Okay, fine. We also added some background music. The whole production from start to finish only took about 15 minutes. These types of videos should not be overlooked when you’re in a pinch.
On the flip side, if you know that incorporating video across your new website is a top priority for you and your team, then this is a great time to start dipping your toes into those video marketing waters! Relevant goals move your team forward, because they’re naturally aligned with other projects you already have in the works.
Who doesn’t love a good deadline? Sometimes you need to give yourself a due date in order to get things done. Make sure you set a concrete due date and hold yourself accountable by letting other members of your team know. On your average marketing team, people wear many hats, so it’s rare that you’ll spend an entire day working on just one thing. That being said, you don’t want your video to fall by the wayside when other tasks sneak up on you.

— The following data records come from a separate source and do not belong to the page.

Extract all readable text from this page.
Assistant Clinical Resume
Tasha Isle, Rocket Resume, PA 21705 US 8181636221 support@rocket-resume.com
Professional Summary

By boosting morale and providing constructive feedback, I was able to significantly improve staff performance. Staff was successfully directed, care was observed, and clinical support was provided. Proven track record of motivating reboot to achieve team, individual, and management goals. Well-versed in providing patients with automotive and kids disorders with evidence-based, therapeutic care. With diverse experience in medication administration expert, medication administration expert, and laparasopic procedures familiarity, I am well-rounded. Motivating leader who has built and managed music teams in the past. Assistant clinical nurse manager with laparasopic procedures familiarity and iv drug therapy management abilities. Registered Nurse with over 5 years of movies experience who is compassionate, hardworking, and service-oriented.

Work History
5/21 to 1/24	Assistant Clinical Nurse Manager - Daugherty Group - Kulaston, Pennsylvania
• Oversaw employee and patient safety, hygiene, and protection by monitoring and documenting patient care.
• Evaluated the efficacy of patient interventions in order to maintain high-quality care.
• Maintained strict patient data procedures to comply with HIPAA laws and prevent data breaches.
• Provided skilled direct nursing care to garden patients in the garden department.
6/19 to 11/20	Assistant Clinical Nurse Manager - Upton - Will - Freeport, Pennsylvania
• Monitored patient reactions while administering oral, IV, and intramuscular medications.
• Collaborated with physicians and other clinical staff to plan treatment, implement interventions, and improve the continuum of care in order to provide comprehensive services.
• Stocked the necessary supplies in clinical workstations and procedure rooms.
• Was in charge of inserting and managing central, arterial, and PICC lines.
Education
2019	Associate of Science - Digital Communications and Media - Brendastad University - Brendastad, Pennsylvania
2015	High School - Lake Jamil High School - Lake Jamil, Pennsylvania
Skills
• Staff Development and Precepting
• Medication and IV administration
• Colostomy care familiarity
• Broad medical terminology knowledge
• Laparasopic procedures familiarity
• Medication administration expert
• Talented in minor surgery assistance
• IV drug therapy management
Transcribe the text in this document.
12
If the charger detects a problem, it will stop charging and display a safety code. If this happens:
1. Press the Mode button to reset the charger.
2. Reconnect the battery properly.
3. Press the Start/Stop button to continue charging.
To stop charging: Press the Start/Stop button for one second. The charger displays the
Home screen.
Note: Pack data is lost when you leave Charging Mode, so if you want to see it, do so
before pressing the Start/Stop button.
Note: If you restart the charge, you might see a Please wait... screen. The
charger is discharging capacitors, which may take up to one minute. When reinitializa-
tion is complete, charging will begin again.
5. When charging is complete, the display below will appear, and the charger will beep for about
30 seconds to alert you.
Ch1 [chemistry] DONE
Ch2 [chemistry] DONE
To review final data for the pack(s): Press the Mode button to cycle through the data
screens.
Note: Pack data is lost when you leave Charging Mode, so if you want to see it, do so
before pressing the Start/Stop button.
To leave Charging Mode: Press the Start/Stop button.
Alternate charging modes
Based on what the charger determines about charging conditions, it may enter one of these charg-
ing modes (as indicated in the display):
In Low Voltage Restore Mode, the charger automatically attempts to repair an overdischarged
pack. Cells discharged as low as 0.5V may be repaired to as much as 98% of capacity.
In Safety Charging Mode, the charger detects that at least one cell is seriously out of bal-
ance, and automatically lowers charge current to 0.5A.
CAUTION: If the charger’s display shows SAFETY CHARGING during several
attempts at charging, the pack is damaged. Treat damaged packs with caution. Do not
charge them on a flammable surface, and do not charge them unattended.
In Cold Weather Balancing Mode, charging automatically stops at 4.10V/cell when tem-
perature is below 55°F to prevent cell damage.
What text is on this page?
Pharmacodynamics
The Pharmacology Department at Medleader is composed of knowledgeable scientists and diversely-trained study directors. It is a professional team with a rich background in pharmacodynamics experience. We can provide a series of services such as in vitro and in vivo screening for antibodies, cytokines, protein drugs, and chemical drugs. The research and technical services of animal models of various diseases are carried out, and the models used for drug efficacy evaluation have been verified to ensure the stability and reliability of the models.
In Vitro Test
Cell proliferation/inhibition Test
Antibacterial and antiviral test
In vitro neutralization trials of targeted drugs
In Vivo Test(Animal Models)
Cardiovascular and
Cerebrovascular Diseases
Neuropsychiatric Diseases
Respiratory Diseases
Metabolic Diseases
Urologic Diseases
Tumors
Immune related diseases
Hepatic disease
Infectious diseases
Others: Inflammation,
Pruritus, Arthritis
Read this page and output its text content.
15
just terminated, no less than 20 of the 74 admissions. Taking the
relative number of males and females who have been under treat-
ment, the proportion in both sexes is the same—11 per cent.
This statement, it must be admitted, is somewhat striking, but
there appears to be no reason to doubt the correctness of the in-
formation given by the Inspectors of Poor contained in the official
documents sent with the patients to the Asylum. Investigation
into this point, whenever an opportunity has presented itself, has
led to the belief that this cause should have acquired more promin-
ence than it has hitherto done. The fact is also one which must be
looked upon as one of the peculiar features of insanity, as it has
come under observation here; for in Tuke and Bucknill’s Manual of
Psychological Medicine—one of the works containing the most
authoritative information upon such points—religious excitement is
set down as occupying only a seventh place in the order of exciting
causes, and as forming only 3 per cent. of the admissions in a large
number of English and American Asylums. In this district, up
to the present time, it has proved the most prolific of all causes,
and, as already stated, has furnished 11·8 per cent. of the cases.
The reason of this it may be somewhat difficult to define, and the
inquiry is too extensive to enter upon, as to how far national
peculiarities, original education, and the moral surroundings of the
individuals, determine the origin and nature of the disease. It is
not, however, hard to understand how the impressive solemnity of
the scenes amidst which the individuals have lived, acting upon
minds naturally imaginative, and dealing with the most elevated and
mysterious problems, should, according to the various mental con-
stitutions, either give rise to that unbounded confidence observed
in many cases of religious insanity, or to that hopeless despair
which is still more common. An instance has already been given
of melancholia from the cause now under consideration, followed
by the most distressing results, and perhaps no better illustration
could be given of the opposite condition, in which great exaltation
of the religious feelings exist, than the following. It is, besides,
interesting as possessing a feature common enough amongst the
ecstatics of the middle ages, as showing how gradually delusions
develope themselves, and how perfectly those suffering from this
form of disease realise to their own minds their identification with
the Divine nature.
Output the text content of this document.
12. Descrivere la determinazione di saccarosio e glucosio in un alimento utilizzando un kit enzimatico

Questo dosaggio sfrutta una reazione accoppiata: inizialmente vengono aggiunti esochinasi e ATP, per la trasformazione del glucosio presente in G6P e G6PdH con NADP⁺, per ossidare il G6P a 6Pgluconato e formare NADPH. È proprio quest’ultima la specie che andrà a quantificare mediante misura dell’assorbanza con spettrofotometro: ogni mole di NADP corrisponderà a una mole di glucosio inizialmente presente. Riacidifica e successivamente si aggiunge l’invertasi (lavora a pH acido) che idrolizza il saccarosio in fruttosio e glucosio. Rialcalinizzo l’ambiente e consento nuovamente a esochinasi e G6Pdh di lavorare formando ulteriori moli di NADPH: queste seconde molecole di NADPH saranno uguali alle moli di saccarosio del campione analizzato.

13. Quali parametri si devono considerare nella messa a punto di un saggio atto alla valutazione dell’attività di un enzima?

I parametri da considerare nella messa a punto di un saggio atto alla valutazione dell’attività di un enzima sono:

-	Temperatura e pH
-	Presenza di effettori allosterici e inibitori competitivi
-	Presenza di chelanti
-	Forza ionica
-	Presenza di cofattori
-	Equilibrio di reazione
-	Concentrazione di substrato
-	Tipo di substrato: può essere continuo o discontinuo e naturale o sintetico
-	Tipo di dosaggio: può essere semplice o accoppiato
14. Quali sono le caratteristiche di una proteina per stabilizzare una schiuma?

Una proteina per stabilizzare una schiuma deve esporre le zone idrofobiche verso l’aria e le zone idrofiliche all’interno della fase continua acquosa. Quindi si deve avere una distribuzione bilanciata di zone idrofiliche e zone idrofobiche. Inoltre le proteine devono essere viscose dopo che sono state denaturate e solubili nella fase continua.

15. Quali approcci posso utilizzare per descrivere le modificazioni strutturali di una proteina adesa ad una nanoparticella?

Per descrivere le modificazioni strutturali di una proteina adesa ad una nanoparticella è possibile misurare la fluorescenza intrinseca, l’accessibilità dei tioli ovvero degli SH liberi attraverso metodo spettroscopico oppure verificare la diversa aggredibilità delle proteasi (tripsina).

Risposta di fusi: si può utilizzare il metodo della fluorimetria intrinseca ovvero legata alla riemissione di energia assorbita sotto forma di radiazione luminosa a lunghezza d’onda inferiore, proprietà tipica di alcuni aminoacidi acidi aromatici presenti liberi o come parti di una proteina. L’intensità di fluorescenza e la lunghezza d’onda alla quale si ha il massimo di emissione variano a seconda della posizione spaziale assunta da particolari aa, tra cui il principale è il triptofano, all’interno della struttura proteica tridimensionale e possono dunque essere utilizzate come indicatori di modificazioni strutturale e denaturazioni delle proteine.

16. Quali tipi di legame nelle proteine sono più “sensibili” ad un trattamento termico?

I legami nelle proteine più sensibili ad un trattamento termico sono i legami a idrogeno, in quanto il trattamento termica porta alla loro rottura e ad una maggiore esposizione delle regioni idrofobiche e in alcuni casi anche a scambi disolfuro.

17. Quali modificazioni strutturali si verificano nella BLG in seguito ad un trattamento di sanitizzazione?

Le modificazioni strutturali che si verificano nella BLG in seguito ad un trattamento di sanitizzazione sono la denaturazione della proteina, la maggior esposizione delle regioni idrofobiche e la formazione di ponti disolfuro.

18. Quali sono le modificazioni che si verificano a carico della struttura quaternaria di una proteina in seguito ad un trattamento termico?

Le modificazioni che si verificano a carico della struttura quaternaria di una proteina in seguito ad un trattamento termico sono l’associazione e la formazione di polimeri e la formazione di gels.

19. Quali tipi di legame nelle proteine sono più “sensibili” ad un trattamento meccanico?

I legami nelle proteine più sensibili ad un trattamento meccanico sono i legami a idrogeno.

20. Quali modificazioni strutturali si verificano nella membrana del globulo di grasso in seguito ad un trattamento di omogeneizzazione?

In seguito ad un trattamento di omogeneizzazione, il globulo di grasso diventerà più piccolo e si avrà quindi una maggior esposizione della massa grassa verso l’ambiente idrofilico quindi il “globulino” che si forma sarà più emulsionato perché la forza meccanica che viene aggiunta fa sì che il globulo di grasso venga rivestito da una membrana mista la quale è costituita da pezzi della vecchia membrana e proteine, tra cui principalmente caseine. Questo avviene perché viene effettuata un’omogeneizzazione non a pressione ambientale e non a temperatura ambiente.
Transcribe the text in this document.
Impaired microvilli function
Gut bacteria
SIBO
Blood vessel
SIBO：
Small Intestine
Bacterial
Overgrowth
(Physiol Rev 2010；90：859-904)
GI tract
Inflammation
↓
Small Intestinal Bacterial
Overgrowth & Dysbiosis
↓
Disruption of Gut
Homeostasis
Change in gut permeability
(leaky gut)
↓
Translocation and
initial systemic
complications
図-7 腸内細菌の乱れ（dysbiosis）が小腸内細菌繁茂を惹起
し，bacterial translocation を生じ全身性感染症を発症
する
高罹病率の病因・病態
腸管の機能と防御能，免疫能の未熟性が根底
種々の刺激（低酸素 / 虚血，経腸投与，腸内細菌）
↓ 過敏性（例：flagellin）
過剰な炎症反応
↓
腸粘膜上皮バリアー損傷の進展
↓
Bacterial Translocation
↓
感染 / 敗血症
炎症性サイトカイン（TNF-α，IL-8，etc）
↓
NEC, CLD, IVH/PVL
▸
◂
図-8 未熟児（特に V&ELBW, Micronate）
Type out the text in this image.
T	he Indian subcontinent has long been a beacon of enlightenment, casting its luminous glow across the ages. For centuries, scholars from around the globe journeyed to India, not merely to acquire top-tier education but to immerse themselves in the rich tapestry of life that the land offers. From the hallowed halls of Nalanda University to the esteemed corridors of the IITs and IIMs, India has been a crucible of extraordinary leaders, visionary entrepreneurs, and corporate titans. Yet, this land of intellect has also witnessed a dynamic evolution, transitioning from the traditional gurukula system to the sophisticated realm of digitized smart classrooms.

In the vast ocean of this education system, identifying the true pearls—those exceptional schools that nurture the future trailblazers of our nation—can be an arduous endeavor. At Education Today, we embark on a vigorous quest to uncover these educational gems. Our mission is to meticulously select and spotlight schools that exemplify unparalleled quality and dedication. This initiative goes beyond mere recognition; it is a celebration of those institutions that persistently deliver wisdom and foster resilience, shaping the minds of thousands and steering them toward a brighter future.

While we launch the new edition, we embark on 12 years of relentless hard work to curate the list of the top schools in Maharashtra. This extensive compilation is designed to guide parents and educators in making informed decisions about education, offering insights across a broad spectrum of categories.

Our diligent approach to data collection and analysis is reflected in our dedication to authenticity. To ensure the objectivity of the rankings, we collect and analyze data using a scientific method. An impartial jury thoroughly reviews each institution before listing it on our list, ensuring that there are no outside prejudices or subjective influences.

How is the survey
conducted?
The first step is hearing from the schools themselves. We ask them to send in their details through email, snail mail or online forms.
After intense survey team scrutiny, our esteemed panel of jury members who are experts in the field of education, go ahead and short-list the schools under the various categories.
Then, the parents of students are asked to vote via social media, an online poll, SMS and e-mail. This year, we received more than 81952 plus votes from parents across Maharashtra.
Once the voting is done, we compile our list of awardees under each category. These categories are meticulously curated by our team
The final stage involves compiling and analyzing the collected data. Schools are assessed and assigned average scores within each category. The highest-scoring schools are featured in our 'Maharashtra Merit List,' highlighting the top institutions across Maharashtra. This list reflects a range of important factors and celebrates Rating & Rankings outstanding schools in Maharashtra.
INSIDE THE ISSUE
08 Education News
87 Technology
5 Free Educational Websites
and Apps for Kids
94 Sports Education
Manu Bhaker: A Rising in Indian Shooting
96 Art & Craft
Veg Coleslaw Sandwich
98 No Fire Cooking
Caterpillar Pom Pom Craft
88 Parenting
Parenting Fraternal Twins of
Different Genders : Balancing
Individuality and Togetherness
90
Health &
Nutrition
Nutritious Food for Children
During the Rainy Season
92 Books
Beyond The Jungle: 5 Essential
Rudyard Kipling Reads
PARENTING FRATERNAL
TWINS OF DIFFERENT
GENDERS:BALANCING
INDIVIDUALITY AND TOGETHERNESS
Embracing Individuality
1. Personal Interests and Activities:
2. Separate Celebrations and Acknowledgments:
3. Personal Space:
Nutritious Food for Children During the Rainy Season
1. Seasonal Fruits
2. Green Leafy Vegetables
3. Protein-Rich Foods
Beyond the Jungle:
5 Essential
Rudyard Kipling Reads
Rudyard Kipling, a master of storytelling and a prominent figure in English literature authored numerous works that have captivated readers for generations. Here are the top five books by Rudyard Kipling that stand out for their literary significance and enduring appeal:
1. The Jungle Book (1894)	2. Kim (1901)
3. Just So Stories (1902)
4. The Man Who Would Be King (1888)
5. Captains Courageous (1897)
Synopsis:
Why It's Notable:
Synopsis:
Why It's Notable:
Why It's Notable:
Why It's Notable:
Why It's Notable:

Day-to-day tasks can often outweigh things that are "nice to have" and not super pressing. For some folks, video falls into this category. When you tie your goal to a specific timeframe, however, it’s harder to let it slip. For example, if you know you want to include a video in a blog post that’s going live on Thursday morning at 9 am, then you better have that video ready on time! Even without a hard deadline, it’s important to create a sense of urgency around your video. Think about check-ins and timing for both the short and long term.
So there you have it! SMART goals for creating video in a nutshell. And what’s better? You can apply this framework for both personal and professional goals. Keep this in your goal-planning arsenal and set yourself up for success time and time again.